Julian Mitchell’s 1981 play Another Country centres on the horrors and politics of public school in 1930s Britain; Klaxon Productions’ performance is memorable, understated, and at moments quite beautiful.

Of course, much of this is down to the foundation gifted by Mitchell’s phenomenal script, which above all crafts two brilliant central characters, and a believably horrible environment for them to exist in. Mitchell understood the absurdity of schoolyard politics, and how the ghastly public school ethos of status, belonging, and morality creates a breeding ground of anger and discontent. This is represented in Judd (Dominick Weatherby) and Bennett (Luke Wintour), whose school is ‘a complex network of irreconcilable differences’. They are looking to see if it’s worth even attempting to fit in. We recently celebrated the 50 year anniversary of the Sexual Offences Act, decriminalising homosexuality in England and Wales. Plays like these, at this time, are so important as a reminder of how far we have come, but also of the discrimination still rife in many societies.   

Because of this contrast – the pointless lingo and moral hierarchies in public school, versus the desperate and real emotion of its characters – Mitchell’s script requires stellar acting to ensure the substance is not lost under the chatter. Thankfully, John Livesey’s cast are more than capable of this. Weatherby plays Judd with the right amount of obnoxiousness and bombast, reminiscent of the type of unwavering teenage communist most know at school. Yet the performance is more striking when stripped back and quietly reckoning with his own, or his friend’s, conflict.

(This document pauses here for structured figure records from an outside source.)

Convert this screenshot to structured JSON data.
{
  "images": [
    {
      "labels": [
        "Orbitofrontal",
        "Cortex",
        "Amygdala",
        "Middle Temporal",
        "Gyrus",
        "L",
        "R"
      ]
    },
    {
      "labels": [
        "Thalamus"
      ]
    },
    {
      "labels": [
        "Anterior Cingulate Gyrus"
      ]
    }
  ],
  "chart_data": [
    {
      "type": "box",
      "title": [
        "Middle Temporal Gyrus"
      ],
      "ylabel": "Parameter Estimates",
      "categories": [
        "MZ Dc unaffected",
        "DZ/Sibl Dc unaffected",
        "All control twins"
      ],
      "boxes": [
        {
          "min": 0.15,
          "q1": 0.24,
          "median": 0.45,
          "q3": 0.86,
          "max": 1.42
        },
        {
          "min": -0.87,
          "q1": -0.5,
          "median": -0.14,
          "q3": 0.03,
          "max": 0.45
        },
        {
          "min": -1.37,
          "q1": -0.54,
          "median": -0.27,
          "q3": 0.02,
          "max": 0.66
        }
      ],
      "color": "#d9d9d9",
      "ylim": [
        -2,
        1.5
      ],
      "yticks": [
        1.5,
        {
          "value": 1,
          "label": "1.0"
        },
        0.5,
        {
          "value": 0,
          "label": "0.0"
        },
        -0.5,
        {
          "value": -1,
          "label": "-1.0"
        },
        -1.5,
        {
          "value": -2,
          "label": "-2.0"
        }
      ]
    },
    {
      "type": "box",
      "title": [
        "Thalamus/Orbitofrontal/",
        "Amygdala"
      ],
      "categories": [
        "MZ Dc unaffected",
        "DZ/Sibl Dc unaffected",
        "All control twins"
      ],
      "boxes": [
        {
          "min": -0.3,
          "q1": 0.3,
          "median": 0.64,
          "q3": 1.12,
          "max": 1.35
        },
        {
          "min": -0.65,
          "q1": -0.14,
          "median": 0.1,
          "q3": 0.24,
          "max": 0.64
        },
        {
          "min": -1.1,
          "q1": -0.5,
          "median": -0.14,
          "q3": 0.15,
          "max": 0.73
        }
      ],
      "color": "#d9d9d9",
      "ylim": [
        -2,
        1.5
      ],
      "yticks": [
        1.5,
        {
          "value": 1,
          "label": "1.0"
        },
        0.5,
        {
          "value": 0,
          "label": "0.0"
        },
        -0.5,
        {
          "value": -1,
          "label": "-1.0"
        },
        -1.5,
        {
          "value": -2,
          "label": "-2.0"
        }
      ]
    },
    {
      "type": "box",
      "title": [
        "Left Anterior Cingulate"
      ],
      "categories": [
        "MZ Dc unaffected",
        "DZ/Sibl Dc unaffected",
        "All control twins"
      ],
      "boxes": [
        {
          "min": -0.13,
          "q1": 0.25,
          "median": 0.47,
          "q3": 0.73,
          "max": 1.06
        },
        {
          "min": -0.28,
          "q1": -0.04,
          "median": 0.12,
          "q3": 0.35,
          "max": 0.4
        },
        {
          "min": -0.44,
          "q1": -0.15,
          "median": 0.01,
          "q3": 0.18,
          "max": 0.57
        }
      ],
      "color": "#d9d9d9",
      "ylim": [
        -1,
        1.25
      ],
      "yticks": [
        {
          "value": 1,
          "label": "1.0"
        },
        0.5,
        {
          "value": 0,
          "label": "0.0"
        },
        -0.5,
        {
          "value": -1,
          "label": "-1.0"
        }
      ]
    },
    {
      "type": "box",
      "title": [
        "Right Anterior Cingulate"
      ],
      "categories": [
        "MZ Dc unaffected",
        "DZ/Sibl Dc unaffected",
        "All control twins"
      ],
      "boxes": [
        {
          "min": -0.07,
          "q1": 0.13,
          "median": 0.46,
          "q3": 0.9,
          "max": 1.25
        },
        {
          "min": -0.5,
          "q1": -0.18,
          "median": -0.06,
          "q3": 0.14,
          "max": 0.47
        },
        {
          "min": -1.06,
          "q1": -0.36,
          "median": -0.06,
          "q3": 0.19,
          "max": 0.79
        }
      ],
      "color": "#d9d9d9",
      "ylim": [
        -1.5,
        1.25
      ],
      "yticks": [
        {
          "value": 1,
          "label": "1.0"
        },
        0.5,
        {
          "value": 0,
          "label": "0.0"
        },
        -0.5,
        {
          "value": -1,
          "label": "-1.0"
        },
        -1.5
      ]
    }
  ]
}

Wintour’s character Bennett is made the focus of the show, and is performed brilliantly, with the acerbic and ostensibly light character giving way at times to a deeply sad, emotional, and (crucially) understated figure when stripped back. The supporting cast, in particular Marcus Knight-Adams’ antagonistic prefect, give solid performances and help keep the piece moving and tied together, but the focus is very much on the main two.

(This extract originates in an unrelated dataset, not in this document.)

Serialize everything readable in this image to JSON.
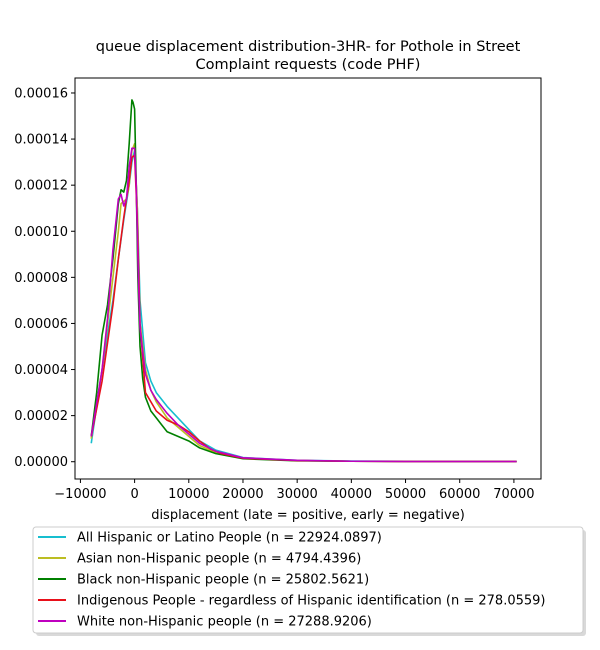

The design and direction seems to have taken a less-is-more view; a simple yet creatively used set from Sophie Greenfield and a generally understated approach from Livesey allows the script and actors to speak for themselves. There are some inspired moments – a crowd bustling through a hall, or a particularly beautiful end to the first act that I won’t spoil, but will say is likely the moment audiences will return to most. There is also a bit of clutter, like a musical bookend that falls a bit limp, or some prolonged furniture choreography during scene changes. These break up the play a bit too much, but not enough to distract from the fact that Livesey and company have done justice to a script whose quality it would be easy to coast on. There is an attention to detail and subtlety here that is refreshing. Another Country is worth seeing for Mitchell’s seminal script alone, and it is worth staying for the quiet emotion the production team and performers bring.